Will High Valuation Stall the Uptrend in CHD Stock?
By Amit SinghSep. 18 2018, Updated 8:02 a.m. ET
Recent performance
Shares of Church & Dwight (CHD) are up 18.7% on a YTD (year-to-date) basis as of September 14, reflecting double-digit growth in the company’s top line over the past four quarters. Church & Dwight has outperformed industry giants like Procter & Gamble (PG) and Kimberly-Clark (KMB) with its stellar sales growth rate.
Higher organic sales volumes and incremental sales from recent acquisitions have been driving Church Dwight’s top line. Lower taxes and strong sales have led to double-digit growth in the company’s EPS in the half of 2018.
Valuation could stall the upside
Church & Dwight stock is trading at 26.1x the fiscal 2018 EPS of $2.28. The company’s valuation looks expensive, based on the projected growth rate of 17.5% in fiscal 2018. Also, Church & Dwight stock is trading at a premium to the peer group average of 20.6x. Analysts expect the sales and earnings growth rate for Church & Dwight to decelerate significantly in fiscal 2019.

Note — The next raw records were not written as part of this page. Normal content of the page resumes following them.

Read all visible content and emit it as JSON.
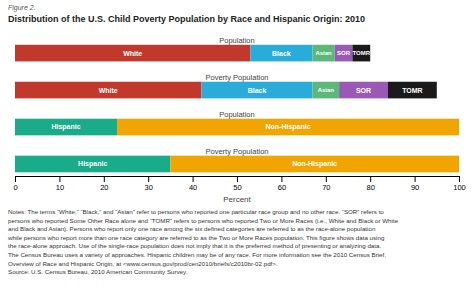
{
  "chart_data": {
    "type": "bar",
    "orientation": "horizontal",
    "stacked": true,
    "subtitle": "Figure 2.",
    "title": "Distribution of the U.S. Child Poverty Population by Race and Hispanic Origin: 2010",
    "categories": [
      "Population",
      "Poverty Population",
      "Population",
      "Poverty Population"
    ],
    "series": [
      {
        "name": "White",
        "color": "#c0392b",
        "values": [
          53,
          42,
          null,
          null
        ]
      },
      {
        "name": "Black",
        "color": "#29acd9",
        "values": [
          14,
          25,
          null,
          null
        ]
      },
      {
        "name": "Asian",
        "color": "#5cb87a",
        "values": [
          5,
          6,
          null,
          null
        ]
      },
      {
        "name": "SOR",
        "color": "#9b59b6",
        "values": [
          4,
          11,
          null,
          null
        ]
      },
      {
        "name": "TOMR",
        "color": "#1a1a1a",
        "values": [
          4,
          11,
          null,
          null
        ]
      },
      {
        "name": "Hispanic",
        "color": "#1aab8a",
        "values": [
          null,
          null,
          23,
          35
        ]
      },
      {
        "name": "Non-Hispanic",
        "color": "#f0a500",
        "values": [
          null,
          null,
          77,
          65
        ]
      }
    ],
    "xlabel": "Percent",
    "xlim": [
      0,
      100
    ],
    "xticks": [
      0,
      10,
      20,
      30,
      40,
      50,
      60,
      70,
      80,
      90,
      100
    ],
    "grid": false,
    "tick_labels": "x",
    "annotations": [
      "Notes: The terms “White,” “Black,” and “Asian” refer to persons who reported one particular race group and no other race. “SOR” refers to",
      "persons who reported Some Other Race alone and “TOMR” refers to persons who reported Two or More Races (i.e., White and Black or White",
      "and Black and Asian). Persons who report only one race among the six defined categories are referred to as the race-alone population",
      "while persons who report more than one race category are referred to as the Two or More Races population. This figure shows data using",
      "the race-alone approach. Use of the single-race population does not imply that it is the preferred method of presenting or analyzing data.",
      "The Census Bureau uses a variety of approaches. Hispanic children may be of any race. For more information see the 2010 Census Brief,",
      "Overview of Race and Hispanic Origin, at <www.census.gov/prod/cen2010/briefs/c2010br-02.pdf>.",
      "Source: U.S. Census Bureau, 2010 American Community Survey."
    ]
  }
}
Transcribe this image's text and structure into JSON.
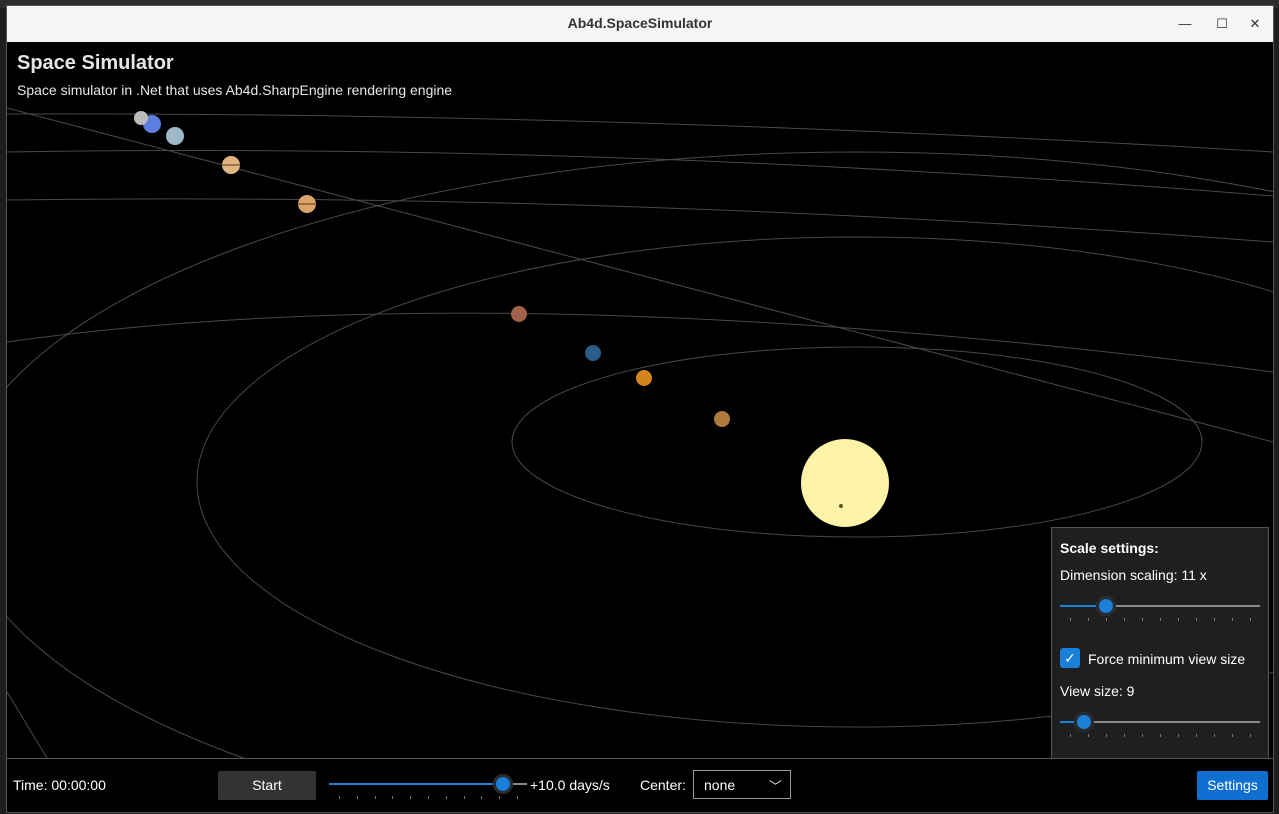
{
  "window": {
    "title": "Ab4d.SpaceSimulator",
    "minimize_glyph": "—",
    "maximize_glyph": "☐",
    "close_glyph": "✕"
  },
  "app": {
    "title": "Space Simulator",
    "subtitle": "Space simulator in .Net that uses Ab4d.SharpEngine rendering engine"
  },
  "scale_settings": {
    "header": "Scale settings:",
    "dimension_scaling_label": "Dimension scaling: 11 x",
    "dimension_scaling_value": 0.23,
    "force_min_view_checked": true,
    "force_min_view_label": "Force minimum view size",
    "view_size_label": "View size: 9",
    "view_size_value": 0.12
  },
  "bottom": {
    "time_label": "Time: 00:00:00",
    "start_label": "Start",
    "speed_value": 0.88,
    "speed_label": "+10.0 days/s",
    "center_label": "Center:",
    "center_value": "none",
    "settings_label": "Settings"
  },
  "colors": {
    "accent": "#1a7fd6",
    "sun": "#fff3a8",
    "orbit": "#555555"
  }
}
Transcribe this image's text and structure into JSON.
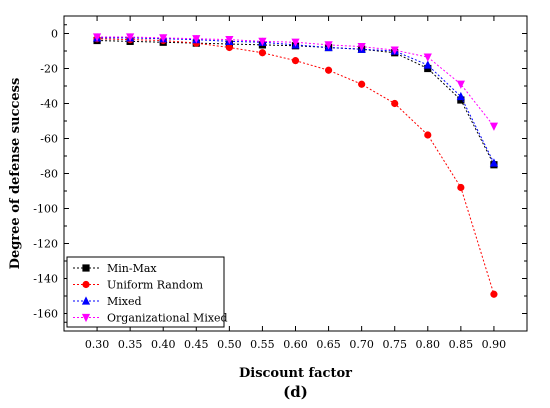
{
  "chart_data": {
    "type": "line",
    "xlabel": "Discount factor",
    "ylabel": "Degree of defense success",
    "panel_label": "(d)",
    "x": [
      0.3,
      0.35,
      0.4,
      0.45,
      0.5,
      0.55,
      0.6,
      0.65,
      0.7,
      0.75,
      0.8,
      0.85,
      0.9
    ],
    "x_tick_labels": [
      "0.30",
      "0.35",
      "0.40",
      "0.45",
      "0.50",
      "0.55",
      "0.60",
      "0.65",
      "0.70",
      "0.75",
      "0.80",
      "0.85",
      "0.90"
    ],
    "xlim": [
      0.25,
      0.95
    ],
    "ylim": [
      -170,
      10
    ],
    "y_ticks": [
      0,
      -20,
      -40,
      -60,
      -80,
      -100,
      -120,
      -140,
      -160
    ],
    "y_tick_labels": [
      "0",
      "-20",
      "-40",
      "-60",
      "-80",
      "-100",
      "-120",
      "-140",
      "-160"
    ],
    "legend_position": "bottom-left",
    "series": [
      {
        "name": "Min-Max",
        "color": "#000000",
        "marker": "square",
        "values": [
          -4,
          -4.5,
          -5,
          -5.5,
          -6,
          -6.5,
          -7,
          -8,
          -9,
          -11,
          -20,
          -38,
          -75
        ]
      },
      {
        "name": "Uniform Random",
        "color": "#ff0000",
        "marker": "circle",
        "values": [
          -3,
          -3.5,
          -4,
          -5.5,
          -8,
          -11,
          -15.5,
          -21,
          -29,
          -40,
          -58,
          -88,
          -149
        ]
      },
      {
        "name": "Mixed",
        "color": "#0000ff",
        "marker": "triangle-up",
        "values": [
          -2.5,
          -2.5,
          -3,
          -3.5,
          -4.5,
          -5,
          -6.5,
          -8,
          -9,
          -10,
          -18,
          -36,
          -74
        ]
      },
      {
        "name": "Organizational Mixed",
        "color": "#ff00ff",
        "marker": "triangle-down",
        "values": [
          -2,
          -2,
          -2.5,
          -3,
          -3.5,
          -4.5,
          -5,
          -6.5,
          -7.5,
          -9.5,
          -13.5,
          -29,
          -53
        ]
      }
    ]
  }
}
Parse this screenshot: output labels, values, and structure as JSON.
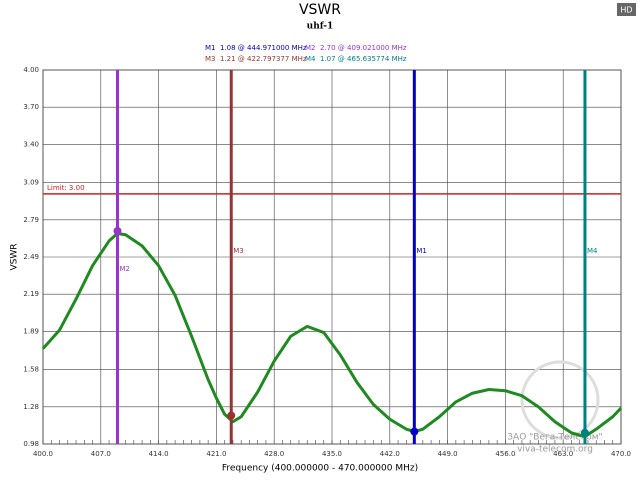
{
  "chart_data": {
    "type": "line",
    "title": "VSWR",
    "subtitle": "uhf-1",
    "badge": "HD",
    "x_label": "Frequency (400.000000 - 470.000000 MHz)",
    "y_label": "VSWR",
    "xlim": [
      400,
      470
    ],
    "ylim": [
      0.98,
      4.0
    ],
    "xticks": [
      {
        "value": 400,
        "label": "400.0"
      },
      {
        "value": 407,
        "label": "407.0"
      },
      {
        "value": 414,
        "label": "414.0"
      },
      {
        "value": 421,
        "label": "421.0"
      },
      {
        "value": 428,
        "label": "428.0"
      },
      {
        "value": 435,
        "label": "435.0"
      },
      {
        "value": 442,
        "label": "442.0"
      },
      {
        "value": 449,
        "label": "449.0"
      },
      {
        "value": 456,
        "label": "456.0"
      },
      {
        "value": 463,
        "label": "463.0"
      },
      {
        "value": 470,
        "label": "470.0"
      }
    ],
    "yticks": [
      0.98,
      1.28,
      1.58,
      1.89,
      2.19,
      2.49,
      2.79,
      3.09,
      {
        "value": 3.4,
        "label": "3.40"
      },
      {
        "value": 3.7,
        "label": "3.70"
      },
      {
        "value": 4.0,
        "label": "4.00"
      }
    ],
    "grid": true,
    "color": "#1f8a1f",
    "x": [
      400,
      402,
      404,
      406,
      408,
      409,
      410,
      412,
      414,
      416,
      418,
      420,
      421,
      422,
      423,
      424,
      426,
      428,
      430,
      432,
      434,
      436,
      438,
      440,
      442,
      444,
      445,
      446,
      448,
      450,
      452,
      454,
      456,
      458,
      460,
      462,
      464,
      465.6,
      467,
      469,
      470
    ],
    "values": [
      1.75,
      1.9,
      2.15,
      2.42,
      2.62,
      2.68,
      2.67,
      2.58,
      2.42,
      2.18,
      1.85,
      1.5,
      1.35,
      1.22,
      1.16,
      1.2,
      1.4,
      1.65,
      1.85,
      1.93,
      1.88,
      1.7,
      1.48,
      1.3,
      1.18,
      1.1,
      1.08,
      1.1,
      1.2,
      1.32,
      1.39,
      1.42,
      1.41,
      1.37,
      1.28,
      1.16,
      1.07,
      1.04,
      1.1,
      1.2,
      1.27
    ],
    "limit": {
      "label": "Limit: 3.00",
      "value": 3.0,
      "color": "#cc2222"
    },
    "markers": [
      {
        "name": "M1",
        "label": "1.08 @ 444.971000 MHz",
        "x": 444.971,
        "value": 1.08,
        "color": "#0000cc"
      },
      {
        "name": "M2",
        "label": "2.70 @ 409.021000 MHz",
        "x": 409.021,
        "value": 2.7,
        "color": "#9933cc"
      },
      {
        "name": "M3",
        "label": "1.21 @ 422.797377 MHz",
        "x": 422.797377,
        "value": 1.21,
        "color": "#993333"
      },
      {
        "name": "M4",
        "label": "1.07 @ 465.635774 MHz",
        "x": 465.635774,
        "value": 1.07,
        "color": "#008080"
      }
    ],
    "watermark": [
      "ЗАО \"Вега-Телеком\"",
      "viva-telecom.org"
    ]
  }
}
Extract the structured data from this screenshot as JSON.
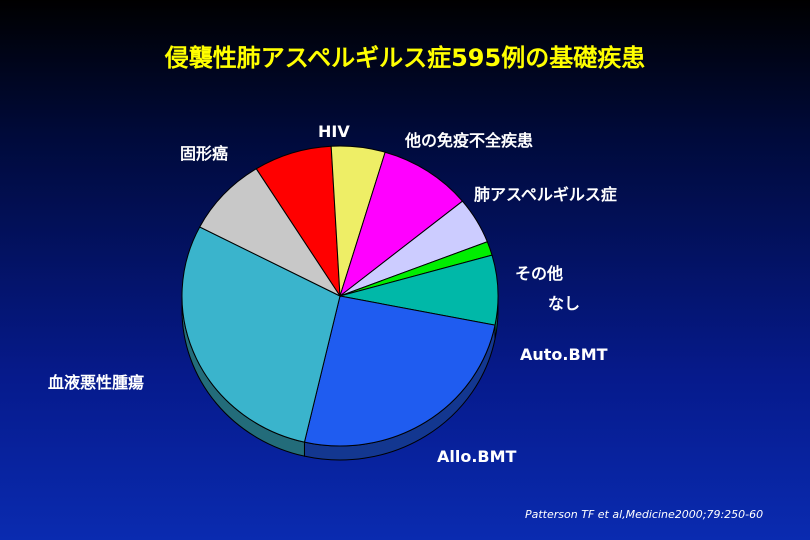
{
  "title": "侵襲性肺アスペルギルス症595例の基礎疾患",
  "citation": "Patterson TF et al,Medicine2000;79:250-60",
  "chart_data": {
    "type": "pie",
    "title": "侵襲性肺アスペルギルス症595例の基礎疾患",
    "unit": "percent (estimated)",
    "categories": [
      "HIV",
      "他の免疫不全疾患",
      "肺アスペルギルス症",
      "その他",
      "なし",
      "Auto.BMT",
      "Allo.BMT",
      "血液悪性腫瘍",
      "固形癌"
    ],
    "values": [
      8,
      5.5,
      9.5,
      5,
      1.5,
      7.5,
      25.5,
      29,
      8.5
    ],
    "colors": [
      "#ff0000",
      "#eeee66",
      "#ff00ff",
      "#ccccff",
      "#00ee00",
      "#00b8a8",
      "#1f5cf0",
      "#3ab4cc",
      "#c8c8c8"
    ]
  }
}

Given the company’s high valuation multiple, the anticipated decline in the growth rate, and the planned increase in marketing spending and cost headwinds, the upside to CHD stock seems limited.
Among analysts covering CHD stock, 11 recommend a “hold,” five suggest a “buy,” and five maintain a “sell” rating. Analysts’ consensus target price of $55.28 per share indicates a downside of 7.2%, based on the stock’s closing price of $59.55 on September 14.